AB 2787 originally proposed an outright ban on lead fishing tackle. Assembly Member Bill Quirk, D-Hayward, updated his bill, however, to instead study the effects of lead fishing tackle on local waterways and wildlife. Critics of the original AB 2787 challenged Quirk’s proposal as failing to connect the use of lead fishing weights to actual environmental harm.
Quirk’s update of AB 2787 – replacing his proposal to ban with a study – was viewed as a victory in some corners.
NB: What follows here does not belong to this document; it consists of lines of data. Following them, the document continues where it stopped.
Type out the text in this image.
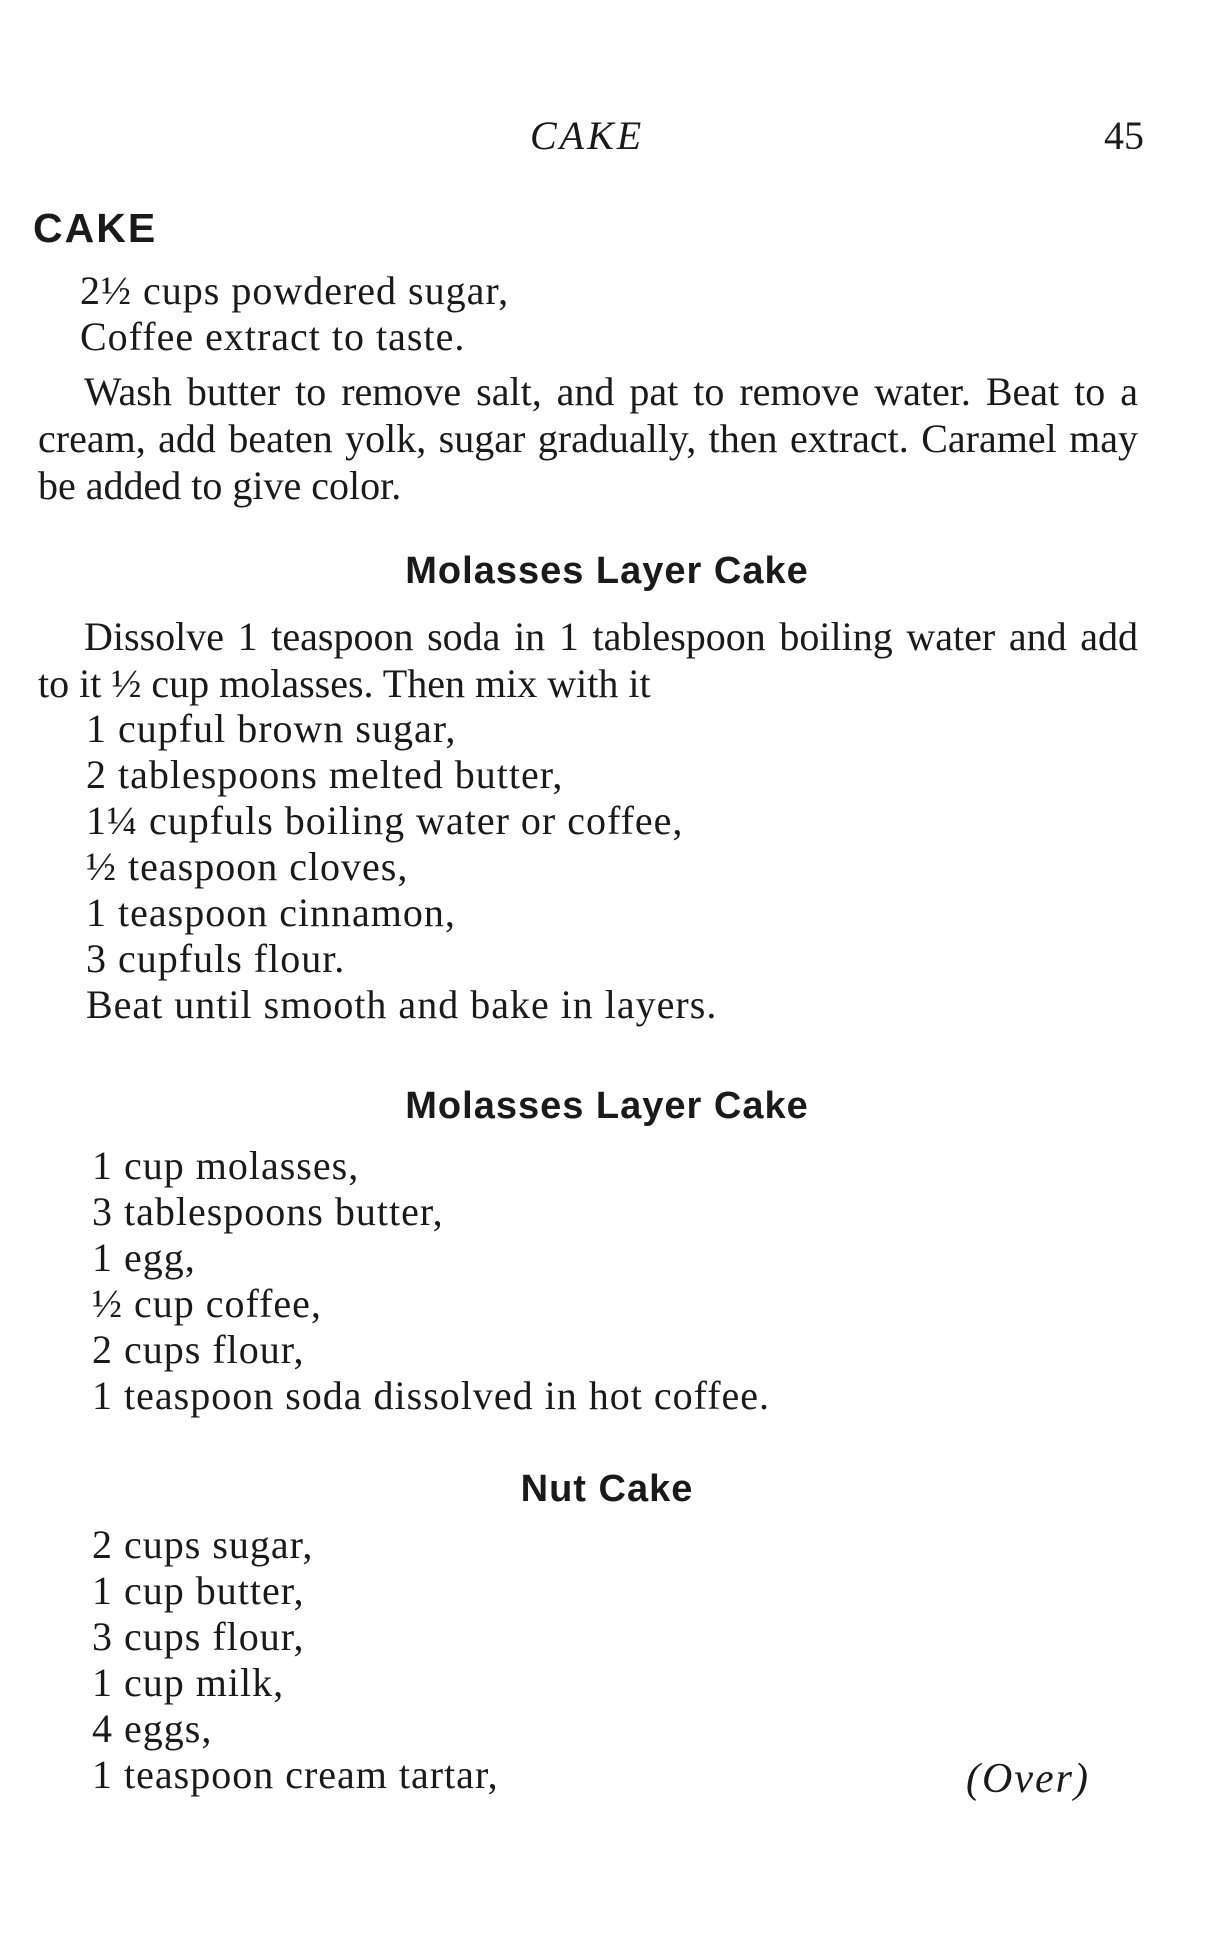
CAKE	45
CAKE
2½ cups powdered sugar,
Coffee extract to taste.

Wash butter to remove salt, and pat to remove water. Beat to a cream, add beaten yolk, sugar gradually, then extract. Caramel may be added to give color.

Molasses Layer Cake

Dissolve 1 teaspoon soda in 1 tablespoon boiling water and add to it ½ cup molasses. Then mix with it

1 cupful brown sugar,
2 tablespoons melted butter,
1¼ cupfuls boiling water or coffee,
½ teaspoon cloves,
1 teaspoon cinnamon,
3 cupfuls flour.
Beat until smooth and bake in layers.
Molasses Layer Cake
1 cup molasses,
3 tablespoons butter,
1 egg,
½ cup coffee,
2 cups flour,
1 teaspoon soda dissolved in hot coffee.
Nut Cake
2 cups sugar,
1 cup butter,
3 cups flour,
1 cup milk,
4 eggs,
1 teaspoon cream tartar,	(Over)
Others, however, cynically argued the amended bill merely postponed the inevitable: legislators would eventually find a study to justify a ban on lead fishing weights.
“This bill requires DFW [the Department of Fish and Wildlife] to conduct a study in consultation with DTSC [Department of Toxic and Substance Control] and the State Water Board on the use of lead fishing tackle including impacts on natural waters and drinking water sources,” a May 14 legislative analysis out of the Assembly Appropriations Committee stated. “Lead has been listed under California’s Proposition 65 since 1987 as a substance that can cause reproductive damage and birth defects and has been listed as a chemical known to cause cancer since 1992. There is no level of lead that has been proven safe, either for children or for adults.”
Quirk’s proposal would require the Department of Fish and Wildlife to enter into contracts to conduct the study and submit findings to the legislature and governor by March 1, 2020.
The reports submitted to the governor and state legislators must include recommendations for safe use of lead fishing tackle, according to the most recent legislative analysis of AB 2787.
“According to DFW, the study will take a minimum of four years to complete. The department will incur one-time costs for equipment, sampling efforts will likely occur over a two-year period, and vendor contracts will also be necessary. The final year will involve analysis and reporting,” the Appropriations Committee’s analysis of AB 2787 stated.
Conducting a study in lead fishing weights is expected to cost DFW about $1.3 million in the first year, then $1.8 million for years two and three. The cost associated with the study’s final year is slated to be $550,000.
Republicans Frank Gallagher (Placerville), Vince Fong (Bakersfield), James Gallagher (Yuba City) and Jay Obernolte (Barstow) were the four votes against AB 2787 in Appropriations Committee.